Rust : une ascension fulgurante au service des victimes de guerre au Liban

En pleine tournée en Europe, le duo libano-syrien est en train de lever des fonds pour les déplacés de guerre au Liban. L’occasion de faire le point sur le succès grandissant de ce groupe de musique alternative électro-tarab sur le Vieux Continent.

Le duo libano-syrien Rust composé de Petra Hawi et Hany Manja. Photo Nine Louvel

Ils étaient il y a quelques jours à Prague dans la galerie Žizkovsiska, une salle de concert underground de la capitale tchèque. Comme à son habitude, le duo fait salle comble, mais cette fois-ci le concert revêt une dimension humanitaire un peu particulière : dans le contexte de la guerre au Liban, Petra Hawi et Hany Manja reversent l’ensemble des recettes pour soutenir les victimes du conflit.

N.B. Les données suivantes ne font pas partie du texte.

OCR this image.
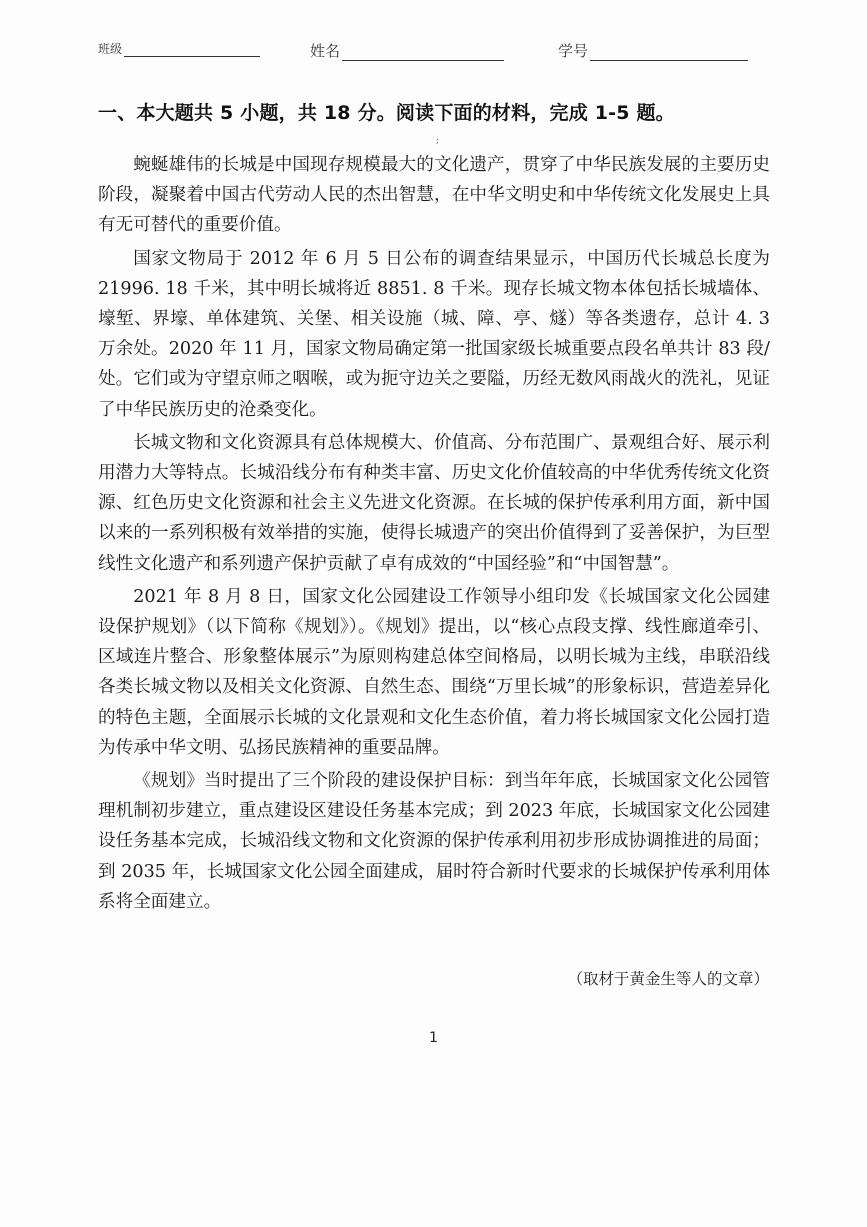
班级	姓名	学号
一、本大题共 5 小题，共 18 分。阅读下面的材料，完成 1-5 题。
;

蜿蜒雄伟的长城是中国现存规模最大的文化遗产，贯穿了中华民族发展的主要历史阶段，凝聚着中国古代劳动人民的杰出智慧，在中华文明史和中华传统文化发展史上具有无可替代的重要价值。

国家文物局于 2012 年 6 月 5 日公布的调查结果显示，中国历代长城总长度为 21996. 18 千米，其中明长城将近 8851. 8 千米。现存长城文物本体包括长城墙体、壕堑、界壕、单体建筑、关堡、相关设施（城、障、亭、燧）等各类遗存，总计 4. 3 万余处。2020 年 11 月，国家文物局确定第一批国家级长城重要点段名单共计 83 段/处。它们或为守望京师之咽喉，或为扼守边关之要隘，历经无数风雨战火的洗礼，见证了中华民族历史的沧桑变化。

长城文物和文化资源具有总体规模大、价值高、分布范围广、景观组合好、展示利用潜力大等特点。长城沿线分布有种类丰富、历史文化价值较高的中华优秀传统文化资源、红色历史文化资源和社会主义先进文化资源。在长城的保护传承利用方面，新中国以来的一系列积极有效举措的实施，使得长城遗产的突出价值得到了妥善保护，为巨型线性文化遗产和系列遗产保护贡献了卓有成效的“中国经验”和“中国智慧”。

2021 年 8 月 8 日，国家文化公园建设工作领导小组印发《长城国家文化公园建设保护规划》（以下简称《规划》）。《规划》提出，以“核心点段支撑、线性廊道牵引、区域连片整合、形象整体展示”为原则构建总体空间格局，以明长城为主线，串联沿线各类长城文物以及相关文化资源、自然生态、围绕“万里长城”的形象标识，营造差异化的特色主题，全面展示长城的文化景观和文化生态价值，着力将长城国家文化公园打造为传承中华文明、弘扬民族精神的重要品牌。

《规划》当时提出了三个阶段的建设保护目标：到当年年底，长城国家文化公园管理机制初步建立，重点建设区建设任务基本完成；到 2023 年底，长城国家文化公园建设任务基本完成，长城沿线文物和文化资源的保护传承利用初步形成协调推进的局面；到 2035 年，长城国家文化公园全面建成，届时符合新时代要求的长城保护传承利用体系将全面建立。

（取材于黄金生等人的文章）
1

À l’origine de cette initiative, un sentiment de culpabilité et d’impuissance bien connu des Libanais de la diaspora. « C’est dévastateur de voir le nombre de déplacés au Liban, et les dégâts matériels causés par la guerre. Et c’est d’autant plus frustrant de voir tout ça à travers son téléphone depuis l’étranger, sans rien faire. Le sentiment d’impuissance est écrasant », explique Petra. Sa famille étant restée au Liban, à Mansouriyé, la chanteuse libanaise décrit une situation de frustration et d’anxiété permanente. Voir son pays en guerre, tout en étant expatriée, « imaginer le pire à chaque fois qu’on entend les nouvelles », l’a conduite à se sentir « ni ici en Europe ni là-bas au Liban ». Poussée par la volonté de sortir de cette léthargie et se rendre utile, elle se lance avec Hany dans l’élaboration d’une tournée de concerts en Europe, dont le but est de collecter de l’argent pour procurer matelas, chauffages, habits et produits hygiéniques aux écoles libanaises « devenues des abris pour réfugiés, puisque notre gouvernement, comme d’habitude, ne fait rien », explique Petra. Ainsi, ils étaient en Belgique le mois dernier, puis à Barcelone, avant de venir jouer à Prague. Ils seront le 19 décembre à Paris, puis à Lausanne le 28 décembre. La tournée continuera en janvier en Italie avec trois dates prévues, puis prendra fin à Bâle.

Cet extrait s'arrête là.